Switzerland, along with around 70 other countries, agreed to a final extension to the deal at a meeting in South Africa.
Countries that fail to implement the new certification system for uncut diamonds will be excluded from international trade.
Switzerland was one of 56 countries that signed up to the Kimberley Process in Interlaken last November, setting in motion an improved process for tracking diamonds to ensure they are not used to fund conflicts.
So-called conflict diamonds are estimated to account for about three per cent of the annual global diamond trade, which is worth about $7 billion a year.
Now enlarged to 70 countries, the group had been reviewing the effectiveness of the pact and considering where improvements could be made.
One point of discussion in Johannesburg was the delay by some countries in implementing the certification system and whether to introduce tougher penalties for those that continue to lag behind.
Swiss delegate Roland Vock, head of export control policy and sanctions at the State Secretariat for Economic Affairs (Seco), said earlier that a closer look was needed at why some countries are failing to comply fully.
“Not all the countries involved in the Interlaken deal are meeting their obligations,” he said.
“We need to look at why legal texts have not been implemented and why certificates have not been printed.”
Human rights groups also want stricter penalties imposed on countries that fail to implement a new certification system for uncut diamonds.
Tougher punishment
Abbey Chikane, the South African chairman of the group, had earlier said delegates would have to consider whether stricter punishment should be introduced, adding that the April deadline should not be renewed.
The main reason for the delay in some countries is the time – about eight weeks – it takes to print certificates that cannot be forged.
The November agreement followed a damning report by the United Nations, which revealed that diamonds sold by countries including Angola, Sierra Leone and the Democratic Republic of Congo, were funding weapons purchases.
In 2000, the UN criticised the Swiss for importing diamonds from war-torn Angola and Sierra Leone, and declaring them Swiss. Switzerland responded by tightening controls at Geneva and Zurich airports.
Until 2001, Switzerland was the third most important diamond trading centre after London and Antwerp; however, business melted away after the world’s biggest gem firm, De Beers, relocated to London.
Not tough enough
Although the UN welcomed the Kimberley Process, human rights groups claim it does not do enough to ensure signatories comply with the terms of the agreement.
In particular, there is concern over the lack of an independent body to monitor the certification process in each country.
Instead, national governments are responsible for ensuring the diamonds are correctly processed, although they must comply with minimum international standards.

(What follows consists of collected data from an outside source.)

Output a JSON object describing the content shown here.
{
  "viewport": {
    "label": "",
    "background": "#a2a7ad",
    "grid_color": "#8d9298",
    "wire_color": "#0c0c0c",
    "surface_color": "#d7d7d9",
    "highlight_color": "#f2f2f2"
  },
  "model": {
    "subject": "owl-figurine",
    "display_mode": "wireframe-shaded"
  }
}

Danièle Gosteli, responsible for economics and human rights at Amnesty International’s Swiss section, says the absence of an independent monitor means the system is open to abuse.
“We can’t just rely on the declarations of governments, some of which are corrupt,” said Gosteli. “The certificates could be falsified.”
Vock says the concerns raised by the human rights groups will be looked into before the next meeting, likely to take place this autumn.
swissinfo with agencies
The Kimberley Process obliges each signatory state to ensure that each exported uncut diamond carries certification.
The certificate must state the origin, weight and value in dollars of the diamond.
It must also state the identities of the importer and the exporter, the date the diamonds were shipped and carry an official stamp.
The Kimberly Process was created to prevent diamonds from being sold by countries to fund wars.
So-called conflict diamonds are estimated to account for about three per cent of the annual global diamond trade, which is worth about $7 billion a year.
From next month, countries that don’t comply with the agreement may be punished with sanctions and excluded from the international uncut diamond trade.
But human rights groups say the penalties are not strong enough and have criticised the lack of an independent monitor to ensure each nation is correctly certifying its diamonds.